Comment expliquer que la transmission d’un immeuble agricole par un exploitant à ses descendants, ne générant pas de liquidités, soit considérée comme une vente, plutôt qu’une donation qui autoriserait un différé d’imposition?
➤ Lorsque le Tribunal fédéral a rendu cet arrêt en 2022 dans le cadre d’un recours, il a suivi la décision du fisc vaudois. Si ce dernier avait opté pour une pratique ne pénalisant pas autant les agriculteurs, le TF aurait peut-être fait de même… D’autant que l’impôt dû lors d’une donation est bien exigible, mais sa perception est différée à un moment moins inattendu pour le contribuable, comme c’est notamment le cas lors d’une succession, où il est par exemple encaissé lors du partage entre héritiers. À l’aune de cet exemple, mon initiative parlementaire demandant de faire de même pour la transmission d’un immeuble agricole n’avait rien de farfelu.

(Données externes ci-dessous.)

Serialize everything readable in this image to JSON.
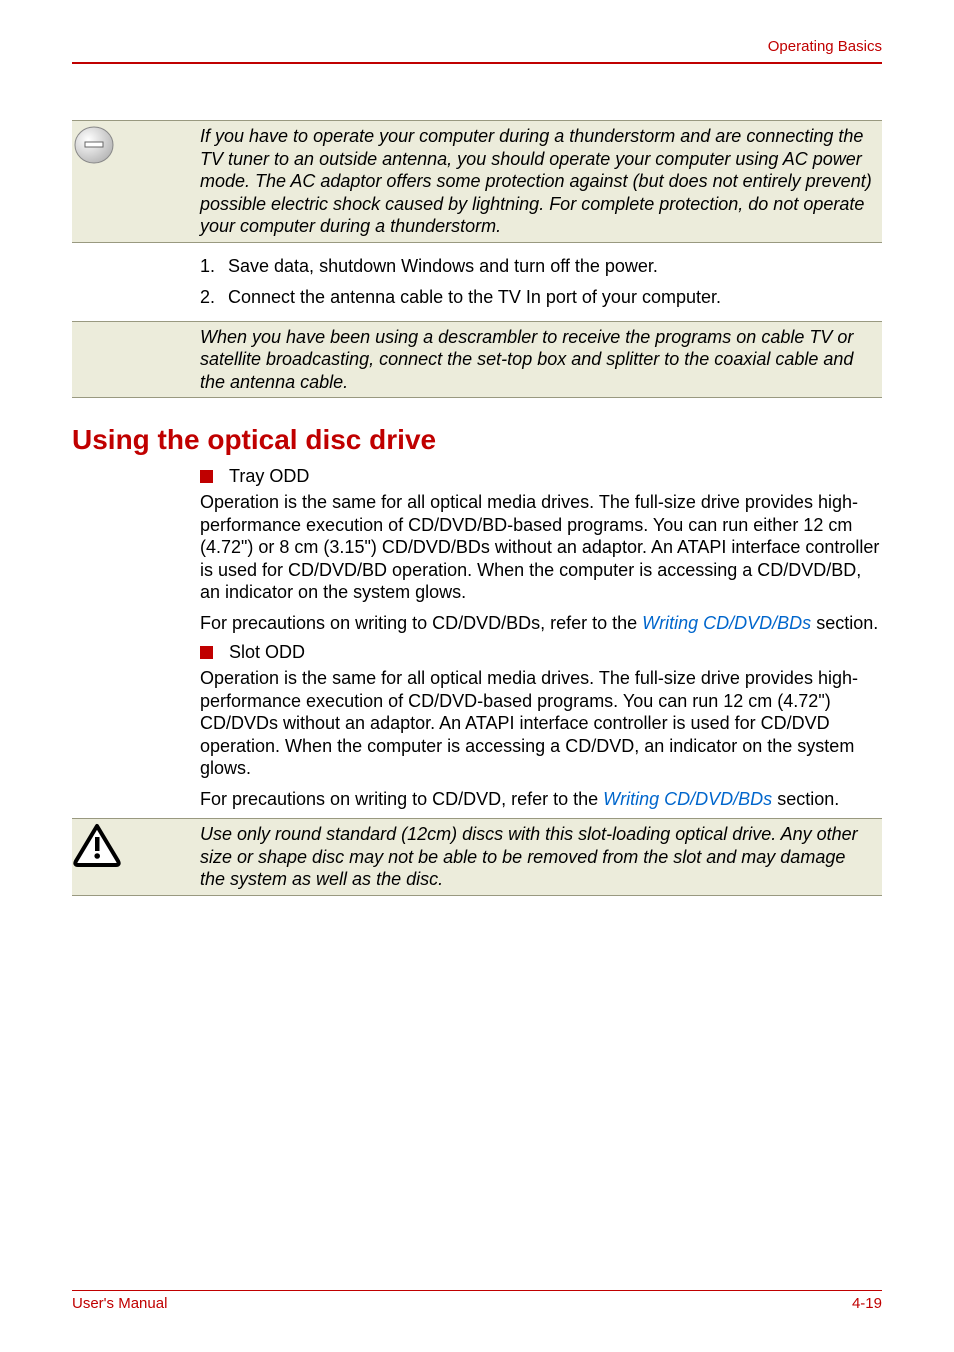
{
  "header": {
    "section_name": "Operating Basics"
  },
  "note1": {
    "text": "If you have to operate your computer during a thunderstorm and are connecting the TV tuner to an outside antenna, you should operate your computer using AC power mode. The AC adaptor offers some protection against (but does not entirely prevent) possible electric shock caused by lightning. For complete protection, do not operate your computer during a thunderstorm."
  },
  "steps": [
    {
      "num": "1.",
      "text": "Save data, shutdown Windows and turn off the power."
    },
    {
      "num": "2.",
      "text": "Connect the antenna cable to the TV In port of your computer."
    }
  ],
  "note2": {
    "text": "When you have been using a descrambler to receive the programs on cable TV or satellite broadcasting, connect the set-top box and splitter to the coaxial cable and the antenna cable."
  },
  "heading": "Using the optical disc drive",
  "bullets": {
    "tray": "Tray ODD",
    "slot": "Slot ODD"
  },
  "para1": "Operation is the same for all optical media drives. The full-size drive provides high-performance execution of CD/DVD/BD-based programs. You can run either 12 cm (4.72\") or 8 cm (3.15\") CD/DVD/BDs without an adaptor. An ATAPI interface controller is used for CD/DVD/BD operation. When the computer is accessing a CD/DVD/BD, an indicator on the system glows.",
  "para2_pre": "For precautions on writing to CD/DVD/BDs, refer to the ",
  "para2_link": "Writing CD/DVD/BDs",
  "para2_post": " section.",
  "para3": "Operation is the same for all optical media drives. The full-size drive provides high-performance execution of CD/DVD-based programs. You can run 12 cm (4.72\") CD/DVDs without an adaptor. An ATAPI interface controller is used for CD/DVD operation. When the computer is accessing a CD/DVD, an indicator on the system glows.",
  "para4_pre": "For precautions on writing to CD/DVD, refer to the ",
  "para4_link": "Writing CD/DVD/BDs",
  "para4_post": " section.",
  "caution": {
    "text": "Use only round standard (12cm) discs with this slot-loading optical drive. Any other size or shape disc may not be able to be removed from the slot and may damage the system as well as the disc."
  },
  "footer": {
    "left": "User's Manual",
    "right": "4-19"
  }
}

La commission du Conseil national ne vous a cependant pas suivi. Et c’est le rejet opposé par plusieurs représentants du monde agricole qui a été décisif…
➤ La différence de système d’imposition selon les cantons a joué un grand rôle dans ce refus. Dans les cantons dits «dualistes», la vente d’un immeuble est taxée sur le gain réalisé lorsque ce bien fait partie de la fortune privée, mais comme du revenu lorsque ce bien est un outil d’acquisition du revenu – il est considéré comme de la fortune commerciale. Ce n’est pas le cas dans les cantons «monistes», où le gain sur de l’immobilier privé ou commercial est taxé au même taux. Le poids de ces derniers, en majorité les grands cantons alémaniques,
a été déterminant. Les «dualistes» sont doublement perdants, puisque leurs lois fiscales prévoient en outre plus rarement le différé d’imposition.

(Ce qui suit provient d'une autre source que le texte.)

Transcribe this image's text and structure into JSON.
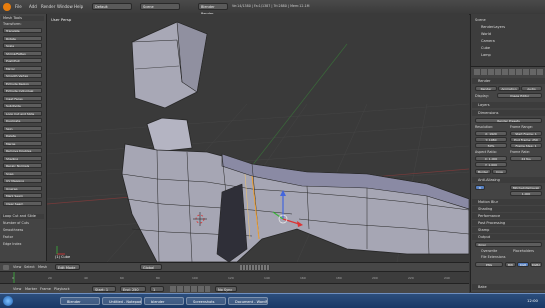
{
  "app": {
    "title": "Blender"
  },
  "top_menu": {
    "items": [
      "File",
      "Add",
      "Render",
      "Window",
      "Help"
    ]
  },
  "top_header": {
    "screen_layout": "Default",
    "scene": "Scene",
    "render_engine": "Blender Render",
    "stats": "Ve:14/1380 | Fa:1/1387 | Tri:2880 | Mem:12.1M"
  },
  "toolshelf": {
    "panel_title": "Mesh Tools",
    "transform_header": "Transform:",
    "buttons": [
      "Translate",
      "Rotate",
      "Scale",
      "Shrink/Fatten",
      "Push/Pull",
      "Mirror",
      "Smooth Vertex",
      "Extrude Region",
      "Extrude Individual",
      "Inset Faces",
      "Subdivide",
      "Loop Cut and Slide",
      "Duplicate",
      "Spin",
      "Delete",
      "Merge",
      "Remove Doubles",
      "Shading",
      "Recalc Normals",
      "Snap",
      "UV Mapping",
      "Unwrap",
      "Mark Seam",
      "Clear Seam"
    ],
    "op_header": "Loop Cut and Slide",
    "op_fields": [
      "Number of Cuts",
      "Smoothness",
      "Factor",
      "Edge Index"
    ]
  },
  "viewport": {
    "label": "User Persp",
    "axis_label": "(1) Cube"
  },
  "properties": {
    "tree_items": [
      "Scene",
      "RenderLayers",
      "World",
      "Camera",
      "Cube",
      "Lamp"
    ],
    "context": "Render",
    "sections": [
      "Render",
      "Dimensions",
      "Anti-Aliasing",
      "Motion Blur",
      "Shading",
      "Performance",
      "Post Processing",
      "Stamp",
      "Output",
      "Bake"
    ],
    "render_buttons": [
      "Render",
      "Animation",
      "Audio"
    ],
    "display_label": "Display:",
    "display_value": "Image Editor",
    "layers_label": "Layers",
    "preset": "Render Presets",
    "resolution_label": "Resolution:",
    "res_x": "X: 1920",
    "res_y": "Y: 1080",
    "res_pct": "50%",
    "frame_range_label": "Frame Range:",
    "start": "Start Frame: 1",
    "end": "End Frame: 250",
    "step": "Frame Step: 1",
    "aspect_label": "Aspect Ratio:",
    "aspect_x": "X: 1.000",
    "aspect_y": "Y: 1.000",
    "frame_rate_label": "Frame Rate:",
    "fps": "24 fps",
    "border": "Border",
    "crop": "Crop",
    "aa_samples": "8",
    "filter": "Mitchell-Netravali",
    "filter_size": "1.000",
    "output_path": "/tmp\\",
    "format": "PNG",
    "bw": "BW",
    "rgb": "RGB",
    "rgba": "RGBA",
    "overwrite": "Overwrite",
    "placeholders": "Placeholders",
    "file_extensions": "File Extensions"
  },
  "view_header": {
    "menus": [
      "View",
      "Select",
      "Mesh"
    ],
    "mode": "Edit Mode",
    "pivot": "Global"
  },
  "timeline": {
    "menus": [
      "View",
      "Marker",
      "Frame",
      "Playback"
    ],
    "start": "Start: 1",
    "end": "End: 250",
    "frame": "1",
    "sync": "No Sync",
    "ticks": [
      "0",
      "20",
      "40",
      "60",
      "80",
      "100",
      "120",
      "140",
      "160",
      "180",
      "200",
      "220",
      "240"
    ]
  },
  "taskbar": {
    "tasks": [
      "Blender",
      "Untitled - Notepad",
      "blender",
      "Screenshots",
      "Document - WordPad"
    ],
    "clock": "12:00"
  },
  "colors": {
    "mesh_face": "#a6a6b4",
    "mesh_edge": "#2a2a2a",
    "selected_edge": "#f0a030",
    "axis_red": "#cc4444",
    "axis_green": "#3cb43c",
    "axis_blue": "#4466dd"
  }
}
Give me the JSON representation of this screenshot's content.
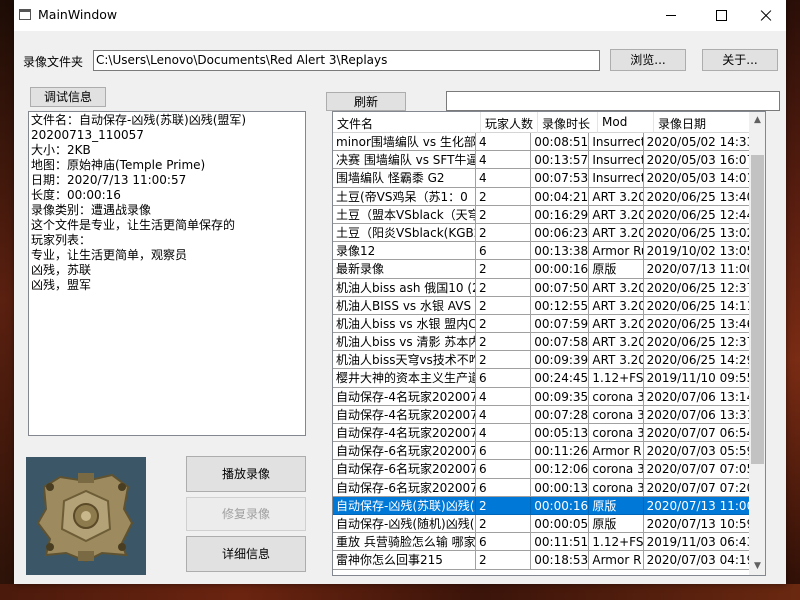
{
  "window": {
    "title": "MainWindow"
  },
  "folder": {
    "label": "录像文件夹",
    "path": "C:\\Users\\Lenovo\\Documents\\Red Alert 3\\Replays",
    "browse_label": "浏览...",
    "about_label": "关于..."
  },
  "debug_label": "调试信息",
  "refresh_label": "刷新",
  "filter": {
    "value": ""
  },
  "info_lines": [
    "文件名：自动保存-凶残(苏联)凶残(盟军)",
    "20200713_110057",
    "大小：2KB",
    "地图：原始神庙(Temple Prime)",
    "日期：2020/7/13 11:00:57",
    "长度：00:00:16",
    "录像类别：遭遇战录像",
    "这个文件是专业，让生活更简单保存的",
    "玩家列表：",
    "专业，让生活更简单，观察员",
    "凶残，苏联",
    "凶残，盟军"
  ],
  "minimap": {
    "name": "Temple Prime"
  },
  "actions": {
    "play_label": "播放录像",
    "repair_label": "修复录像",
    "details_label": "详细信息"
  },
  "table": {
    "columns": [
      "文件名",
      "玩家人数",
      "录像时长",
      "Mod",
      "录像日期"
    ],
    "rows": [
      [
        "minor围墙编队 vs 生化部队",
        "4",
        "00:08:51",
        "Insurrection",
        "2020/05/02 14:33:"
      ],
      [
        "决赛 围墙编队 vs SFT牛逼",
        "4",
        "00:13:57",
        "Insurrection",
        "2020/05/03 16:07:"
      ],
      [
        "围墙编队 怪霸黍 G2",
        "4",
        "00:07:53",
        "Insurrection",
        "2020/05/03 14:01:"
      ],
      [
        "土豆(帝VS鸡呆（苏1：0",
        "2",
        "00:04:21",
        "ART 3.20",
        "2020/06/25 13:40:"
      ],
      [
        "土豆（盟本VSblack（天穹",
        "2",
        "00:16:29",
        "ART 3.20",
        "2020/06/25 12:44:"
      ],
      [
        "土豆（阳炎VSblack(KGB2",
        "2",
        "00:06:23",
        "ART 3.20",
        "2020/06/25 13:02:"
      ],
      [
        "录像12",
        "6",
        "00:13:38",
        "Armor Rush",
        "2019/10/02 13:05:"
      ],
      [
        "最新录像",
        "2",
        "00:00:16",
        "原版",
        "2020/07/13 11:00:"
      ],
      [
        "机油人biss ash 俄国10 (2)",
        "2",
        "00:07:50",
        "ART 3.20",
        "2020/06/25 12:37:"
      ],
      [
        "机油人BISS vs 水银 AVS IF",
        "2",
        "00:12:55",
        "ART 3.20",
        "2020/06/25 14:11:"
      ],
      [
        "机油人biss vs 水银 盟内CF",
        "2",
        "00:07:59",
        "ART 3.20",
        "2020/06/25 13:46:"
      ],
      [
        "机油人biss vs 清影 苏本内",
        "2",
        "00:07:58",
        "ART 3.20",
        "2020/06/25 12:37:"
      ],
      [
        "机油人biss天穹vs技术不咋",
        "2",
        "00:09:39",
        "ART 3.20",
        "2020/06/25 14:29:"
      ],
      [
        "樱井大神的资本主义生产道",
        "6",
        "00:24:45",
        "1.12+FS",
        "2019/11/10 09:55:"
      ],
      [
        "自动保存-4名玩家2020070",
        "4",
        "00:09:35",
        "corona 3",
        "2020/07/06 13:14:"
      ],
      [
        "自动保存-4名玩家2020070",
        "4",
        "00:07:28",
        "corona 3",
        "2020/07/06 13:31:"
      ],
      [
        "自动保存-4名玩家2020070",
        "4",
        "00:05:13",
        "corona 3",
        "2020/07/07 06:54:"
      ],
      [
        "自动保存-6名玩家2020070",
        "6",
        "00:11:26",
        "Armor R",
        "2020/07/03 05:59:"
      ],
      [
        "自动保存-6名玩家2020070",
        "6",
        "00:12:06",
        "corona 3",
        "2020/07/07 07:05:"
      ],
      [
        "自动保存-6名玩家2020070",
        "6",
        "00:00:13",
        "corona 3",
        "2020/07/07 07:20:"
      ],
      [
        "自动保存-凶残(苏联)凶残(盟",
        "2",
        "00:00:16",
        "原版",
        "2020/07/13 11:00:"
      ],
      [
        "自动保存-凶残(随机)凶残(随",
        "2",
        "00:00:05",
        "原版",
        "2020/07/13 10:59:"
      ],
      [
        "重放 兵营骑脸怎么输 哪家",
        "6",
        "00:11:51",
        "1.12+FS",
        "2019/11/03 06:43:"
      ],
      [
        "雷神你怎么回事215",
        "2",
        "00:18:53",
        "Armor R",
        "2020/07/03 04:19:"
      ]
    ],
    "selected_index": 20
  },
  "scroll": {
    "position": 0.22,
    "visible_fraction": 0.72
  }
}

La situation peut-elle toujours être modifiée à l’échelon fédéral?
➤ Se contenter de dire aux cantons dualistes de changer leur système, comme l’a fait le président de la commission Markus Ritter, est irréaliste. Je continue à croire que modifier la loi fiscale fédérale pour y inclure ce différé d’imposition est la meilleure solution! Et je reste optimiste: certains agriculteurs du Conseil national ont voté non à mon initiative alors même qu’ils l’avaient signée, mais d’autres m’ont apporté un soutien inattendu. Des discussions informelles avec mes collègues me font penser que présenter un nouveau projet similaire, sous d’autres couleurs que les Verts, permettrait de contourner les éléments de politique partisane qui ont sans doute aussi pesé sur le rejet de mon initiative. Au Parlement, il faut sans cesse remettre l’ouvrage sur le métier…

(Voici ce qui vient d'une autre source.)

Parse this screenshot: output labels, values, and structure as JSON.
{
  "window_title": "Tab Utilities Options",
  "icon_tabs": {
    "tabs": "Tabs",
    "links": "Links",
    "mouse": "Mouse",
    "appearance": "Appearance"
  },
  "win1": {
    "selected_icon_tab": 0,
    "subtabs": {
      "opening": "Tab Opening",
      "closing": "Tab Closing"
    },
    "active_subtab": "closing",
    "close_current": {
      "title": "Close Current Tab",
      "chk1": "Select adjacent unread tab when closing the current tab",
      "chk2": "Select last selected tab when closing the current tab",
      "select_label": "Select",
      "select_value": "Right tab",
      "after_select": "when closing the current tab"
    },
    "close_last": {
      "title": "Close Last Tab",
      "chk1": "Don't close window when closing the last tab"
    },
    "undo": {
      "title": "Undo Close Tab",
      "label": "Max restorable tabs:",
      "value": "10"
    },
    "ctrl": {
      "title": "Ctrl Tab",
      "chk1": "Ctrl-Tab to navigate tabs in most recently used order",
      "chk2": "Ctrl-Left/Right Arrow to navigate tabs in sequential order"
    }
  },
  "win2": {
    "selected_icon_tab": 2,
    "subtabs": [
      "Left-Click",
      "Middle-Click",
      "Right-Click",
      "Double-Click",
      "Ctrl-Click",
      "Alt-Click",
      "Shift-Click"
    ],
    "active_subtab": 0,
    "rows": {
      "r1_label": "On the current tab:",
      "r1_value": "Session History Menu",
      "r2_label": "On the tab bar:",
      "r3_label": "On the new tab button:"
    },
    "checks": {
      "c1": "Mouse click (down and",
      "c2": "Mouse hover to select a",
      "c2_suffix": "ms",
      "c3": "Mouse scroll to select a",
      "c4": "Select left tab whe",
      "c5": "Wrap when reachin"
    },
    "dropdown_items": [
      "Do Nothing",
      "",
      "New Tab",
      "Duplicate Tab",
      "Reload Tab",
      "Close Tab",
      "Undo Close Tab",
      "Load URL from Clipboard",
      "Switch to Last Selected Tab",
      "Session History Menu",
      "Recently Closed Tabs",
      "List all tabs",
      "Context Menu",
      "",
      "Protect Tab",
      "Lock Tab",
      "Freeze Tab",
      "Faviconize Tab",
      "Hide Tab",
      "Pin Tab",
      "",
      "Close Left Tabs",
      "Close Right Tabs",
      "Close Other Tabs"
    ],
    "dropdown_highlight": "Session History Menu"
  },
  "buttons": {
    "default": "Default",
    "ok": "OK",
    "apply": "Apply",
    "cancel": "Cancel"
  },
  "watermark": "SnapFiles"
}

Quelles autres pistes pourraient être explorées de façon à atténuer la portée de la loi fiscale actuelle?
➤ En matière d’impôts, les cantons sont tenus d’appliquer le droit fédéral, mais disposent pour cela d’une certaine marge de manœuvre. Certains cantons romands ont ainsi joué sur l’évaluation des biens immobiliers agricoles et ont pu diminuer le nombre de cas difficiles pour les agriculteurs concernés. Dans le canton de Vaud, on fonde quelques espoirs sur la sensibilité au monde paysan de la nouvelle directrice du Département de l’agriculture et des finances Valérie Dittli, qui pourrait peut-être revenir sur la grande rigidité dont l’État a jusqu’alors fait preuve.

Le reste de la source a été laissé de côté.